Wechselt nämlich eine mit einem verbücherten Vorkaufsrecht belastete Liegenschaft ihren Eigentümer (worunter aus grundbuchsrechtlicher Sicht wegen der notwendigen Grundbuchshandlung auch der Fall zu subsumieren ist, daß der Tabularbesitzer anerkennt, nicht er, sondern ein anderer sei Eigentümer des Grundbuchskörpers oder bestimmter Teile hievon), ohne den Vorkaufsfall auszulösen, bleibt das Vorkaufsrecht bestehen (GlU 7.645; SZ 25/92; EvBl 1993/78). Es geht als Belastung auf den Erwerber über (§ 443 ABGB) und kann ausgeübt werden, wenn dieser nun die Sache verkauft (Bydlinski in Klang IV/2, 826 und 872). Der "Zwischenerwerb" des Hansjörg L***** kraft Anerkenntnisvertrages befreite daher den Antragsteller nicht von seiner Verpflichtung, dem Grundbuchsgericht die Unbeachtlichkeit des auf den erworbenen Liegenschaften haftenden Vorkaufsrechtes des Anton S***** urkundlich zu belegen.
Daran ändert auch nichts, daß im Anerkenntnisvertrag zwischen Elisabeth B***** und Hansjörg L***** zum Ausdruck gebracht wurde, letzterer habe die strittigen Grundflächen seit unvordenklicher Zeit in seinem Besitz. Der damit angesprochene Eigentumserwerb durch Ersitzung hätte zwar durch ein verbüchertes Vorkaufsrecht nicht verhindert werden können (EvBl 1958/200), den Weiterbestand dieses Vorkaufsrechtes aber auch nicht beeinträchtigt. Die auf einer Sache haftenden Lasten erlöschen nämlich durch die Ersitzung nur insoweit, als sie der Erwerber weder kannte noch kennen mußte. Der Bestand bücherlich eingetragener Lasten wird also durch die Ersitzung des Eigentums am betreffenden Grundstück nicht berührt (Klang in Klang VI, 662).

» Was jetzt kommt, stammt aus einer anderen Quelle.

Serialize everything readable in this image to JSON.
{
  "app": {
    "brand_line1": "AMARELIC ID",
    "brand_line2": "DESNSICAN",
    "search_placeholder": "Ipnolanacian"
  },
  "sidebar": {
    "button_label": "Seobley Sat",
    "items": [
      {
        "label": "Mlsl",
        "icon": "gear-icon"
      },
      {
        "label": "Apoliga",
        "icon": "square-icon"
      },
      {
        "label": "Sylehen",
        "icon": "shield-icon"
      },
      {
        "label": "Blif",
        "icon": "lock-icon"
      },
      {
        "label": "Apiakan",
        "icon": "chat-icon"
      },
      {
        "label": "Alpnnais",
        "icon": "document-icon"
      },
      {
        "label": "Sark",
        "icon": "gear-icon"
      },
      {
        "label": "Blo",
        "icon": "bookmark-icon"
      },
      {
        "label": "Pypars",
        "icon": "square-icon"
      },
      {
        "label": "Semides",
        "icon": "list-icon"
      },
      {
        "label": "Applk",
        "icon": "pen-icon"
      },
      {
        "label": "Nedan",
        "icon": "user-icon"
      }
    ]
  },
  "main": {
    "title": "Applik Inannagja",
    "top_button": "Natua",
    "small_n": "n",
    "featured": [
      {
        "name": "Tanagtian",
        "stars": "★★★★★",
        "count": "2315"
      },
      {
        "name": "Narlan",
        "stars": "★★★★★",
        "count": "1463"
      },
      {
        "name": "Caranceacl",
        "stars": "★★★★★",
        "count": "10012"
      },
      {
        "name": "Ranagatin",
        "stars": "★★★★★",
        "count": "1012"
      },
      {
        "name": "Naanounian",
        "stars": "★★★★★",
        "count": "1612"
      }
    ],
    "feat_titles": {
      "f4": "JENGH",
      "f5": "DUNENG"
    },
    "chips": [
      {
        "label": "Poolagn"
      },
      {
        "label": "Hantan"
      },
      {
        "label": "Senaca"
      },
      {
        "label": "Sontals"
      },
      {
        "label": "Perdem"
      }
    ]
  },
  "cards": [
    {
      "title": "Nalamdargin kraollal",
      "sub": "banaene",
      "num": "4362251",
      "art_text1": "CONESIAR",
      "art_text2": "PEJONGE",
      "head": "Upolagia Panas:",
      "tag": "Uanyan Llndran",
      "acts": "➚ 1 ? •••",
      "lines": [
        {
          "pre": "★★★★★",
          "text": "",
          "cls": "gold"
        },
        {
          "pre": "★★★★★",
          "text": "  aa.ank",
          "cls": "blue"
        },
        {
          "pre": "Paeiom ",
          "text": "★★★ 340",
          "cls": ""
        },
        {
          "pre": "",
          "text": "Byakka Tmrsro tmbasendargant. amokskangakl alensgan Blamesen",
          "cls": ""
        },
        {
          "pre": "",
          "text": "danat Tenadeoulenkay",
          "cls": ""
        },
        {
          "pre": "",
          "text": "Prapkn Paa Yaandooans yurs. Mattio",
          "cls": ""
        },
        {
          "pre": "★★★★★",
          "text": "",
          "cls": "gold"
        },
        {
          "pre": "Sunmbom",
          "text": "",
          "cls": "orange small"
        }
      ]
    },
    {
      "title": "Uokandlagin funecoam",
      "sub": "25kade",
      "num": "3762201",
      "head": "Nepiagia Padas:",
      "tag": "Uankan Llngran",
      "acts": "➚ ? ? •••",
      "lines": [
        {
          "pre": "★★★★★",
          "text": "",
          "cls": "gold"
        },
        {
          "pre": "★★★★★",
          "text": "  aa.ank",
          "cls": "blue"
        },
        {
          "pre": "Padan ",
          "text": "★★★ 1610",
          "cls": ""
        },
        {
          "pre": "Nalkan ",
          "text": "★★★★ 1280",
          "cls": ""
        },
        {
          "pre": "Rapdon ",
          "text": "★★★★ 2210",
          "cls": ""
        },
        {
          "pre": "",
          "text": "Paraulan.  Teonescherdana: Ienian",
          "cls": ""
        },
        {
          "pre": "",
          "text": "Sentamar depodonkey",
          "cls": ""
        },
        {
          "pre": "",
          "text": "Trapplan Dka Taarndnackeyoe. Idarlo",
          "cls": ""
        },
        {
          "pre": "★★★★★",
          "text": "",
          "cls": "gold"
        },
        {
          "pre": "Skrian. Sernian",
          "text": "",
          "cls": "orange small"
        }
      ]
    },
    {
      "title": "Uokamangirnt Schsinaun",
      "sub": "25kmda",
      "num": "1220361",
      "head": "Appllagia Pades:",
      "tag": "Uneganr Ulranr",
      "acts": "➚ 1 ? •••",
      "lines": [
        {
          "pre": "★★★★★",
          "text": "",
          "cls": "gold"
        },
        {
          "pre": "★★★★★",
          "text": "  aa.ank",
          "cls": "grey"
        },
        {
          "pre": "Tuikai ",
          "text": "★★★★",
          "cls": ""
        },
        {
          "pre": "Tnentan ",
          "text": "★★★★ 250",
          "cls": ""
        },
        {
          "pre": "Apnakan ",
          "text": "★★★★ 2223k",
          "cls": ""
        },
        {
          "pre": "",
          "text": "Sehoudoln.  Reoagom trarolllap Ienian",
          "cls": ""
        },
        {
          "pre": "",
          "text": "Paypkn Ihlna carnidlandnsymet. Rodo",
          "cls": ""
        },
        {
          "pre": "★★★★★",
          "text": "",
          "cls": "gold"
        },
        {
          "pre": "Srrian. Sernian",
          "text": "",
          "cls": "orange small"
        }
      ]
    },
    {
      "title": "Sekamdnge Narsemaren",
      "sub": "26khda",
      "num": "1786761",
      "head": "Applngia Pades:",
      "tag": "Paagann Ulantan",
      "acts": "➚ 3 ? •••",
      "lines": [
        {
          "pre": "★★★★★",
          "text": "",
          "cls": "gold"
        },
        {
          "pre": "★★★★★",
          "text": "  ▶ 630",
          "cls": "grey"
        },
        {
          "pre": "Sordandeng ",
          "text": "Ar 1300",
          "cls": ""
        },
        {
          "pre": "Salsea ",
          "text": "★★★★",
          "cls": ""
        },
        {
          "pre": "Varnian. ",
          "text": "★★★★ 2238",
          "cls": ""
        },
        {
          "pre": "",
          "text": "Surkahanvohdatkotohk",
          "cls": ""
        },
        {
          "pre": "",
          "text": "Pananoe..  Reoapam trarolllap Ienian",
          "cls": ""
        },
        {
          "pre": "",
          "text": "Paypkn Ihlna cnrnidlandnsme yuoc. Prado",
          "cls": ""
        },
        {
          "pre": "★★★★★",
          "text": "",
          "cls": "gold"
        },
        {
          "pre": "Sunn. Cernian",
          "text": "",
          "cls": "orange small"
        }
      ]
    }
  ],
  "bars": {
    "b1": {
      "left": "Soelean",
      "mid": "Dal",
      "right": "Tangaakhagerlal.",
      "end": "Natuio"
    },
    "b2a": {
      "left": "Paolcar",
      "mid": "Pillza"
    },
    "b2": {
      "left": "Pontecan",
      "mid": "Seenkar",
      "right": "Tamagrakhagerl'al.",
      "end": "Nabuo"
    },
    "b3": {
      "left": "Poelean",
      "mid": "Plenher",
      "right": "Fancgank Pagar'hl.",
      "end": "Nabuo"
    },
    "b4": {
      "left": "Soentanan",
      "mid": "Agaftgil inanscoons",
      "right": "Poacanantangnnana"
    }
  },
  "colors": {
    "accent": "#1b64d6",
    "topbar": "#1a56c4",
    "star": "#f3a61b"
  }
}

Ob die Ersitzung der verfahrensgegenständlichen Grundflächen durch Hansjörg L***** schon abgeschlossen war, ehe zu TZ 3349/1966 das Vorkaufsrecht für Anton S***** in der betreffenden Grundbuchseinlage einverleibt wurde, blieb offen und wäre im Grundbuchsverfahren auch gar nicht zu klären, sodaß das Rekursgericht die begehrten Eintragungen mit dem Hinweis auf das bestehende Vorkaufsrecht zu Recht ablehnte.
Die Zurückweisung der Revisionsrekursbeantwortung gründet sich darauf, daß das Rechtsmittelverfahren in Grundbuchssachen, das ja gemäß § 126 GBG den Grundsätzen des außerstreitigen Verfahrens folgt, einseitig ist (vgl JBl 1991, 254).